The Arabidopsis RTFL family contains 23 members and we attempted to determine the conservation of the C42 site of ROT4 among the RTFL proteins. The protein alignment results indicate that this cysteine residue can be found in most RTFL members, except RTFL11, RTFL13, and RTFL14 (Fig. EV1B). To provide evidence for the conserved function of S-acylation on RTFL proteins, we selected RTFL13 (without this cysteine residue) and RTFL18 (with this cysteine residue) for further analysis (Fig. 1G). GFP-RTFL13 was observed to be distributed globally in the cells and GFP-RTFL18 was localized on the plasma membrane (Fig. 1H). The biochemical results reveal that GFP-RTFL18 was S-acylated in plant cells, but this was not the case for GFP-RTFL13 (Fig. 1I). The mutation of the arginine residue at this position to cysteine residue enhanced the membrane association of RTFL13 (Fig. EV2B,C). Consistently, the overexpression of RTFL18 but not RTFL13 resulted in an abnormal developmental phenotype (Fig. EV2D–F). These results indicate that this conserved S-acylated site is critical for the plasma membrane association of RTFL members. Given that the S-acylated cysteine residue of ROT4 can be found in most RTFL members, S-acylation may be a general regulation strategy for the members in this family and even their homologs in other species.

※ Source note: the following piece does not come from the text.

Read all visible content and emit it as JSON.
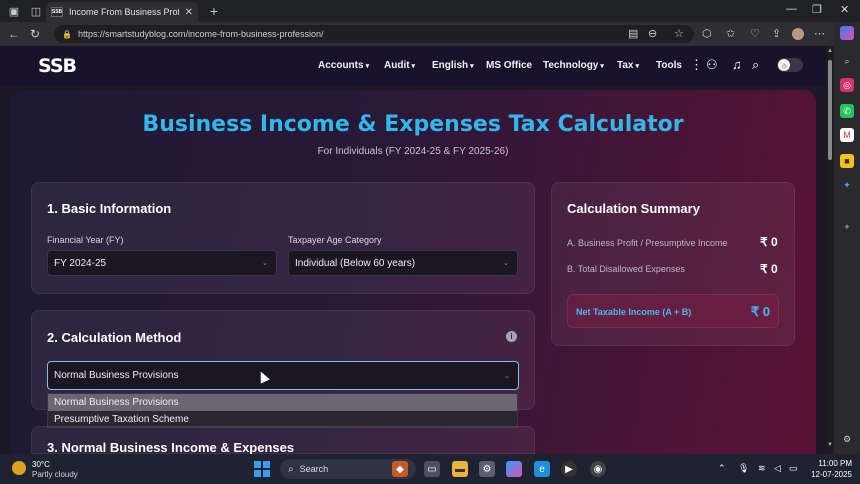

Induction of immune-responsive genes via ROT4 requires its S-acylation
Given that the RTFL family contains 23 members with redundant functions, overexpression is generally employed to investigate the physiological roles of RTFL members (Guo et al, 2015). Previous studies showed that the overexpression of RTFL genes, such as ROT4, alters the developmental phenotypes of Arabidopsis (Narita et al, 2004; Wen et al, 2004), yet the molecular mechanism of how these peptide members work in plant cells remains to be studied. To investigate the pathways regulated by ROT4, RNA was extracted from the wild-type control and wild-type ROT4 overexpressing plants (the verification of ROT4 expression in the ROT4(WT) overexpressing plants is included in Appendix Fig. S1) for RNA-Seq analysis. The RNA-Seq data indicated that over 800 genes were upregulated and less than 100 genes were downregulated in the wild-type ROT4 overexpressing plants, compared to the wild-type control plants (Fig. 2A; Appendix Fig. S2A; Dataset EV1). Surprisingly, the Gene Ontology (GO) analysis indicated that the differentially expressed genes (DEGs) were enriched in the “Response to salicylic acid” and other pathogen resistance pathways (Fig. 2B; Dataset EV2). The KEGG analysis also indicated that the DEGs were enriched in the “plant-pathogen interaction” pathway (Appendix Fig. S2B). The heat map of the DEGs in “plant-pathogen interaction” showed the upregulation of genes in the ROT4 overexpressing plants (Fig. 2C). The upregulation of immune genes in the wild-type ROT4 overexpressing lines may explain their developmental defects via constitutive immune activation, which typically interferes with normal growth.
Figure 2. Induction of immune-responsive genes via ROT4 requires its S-acylation.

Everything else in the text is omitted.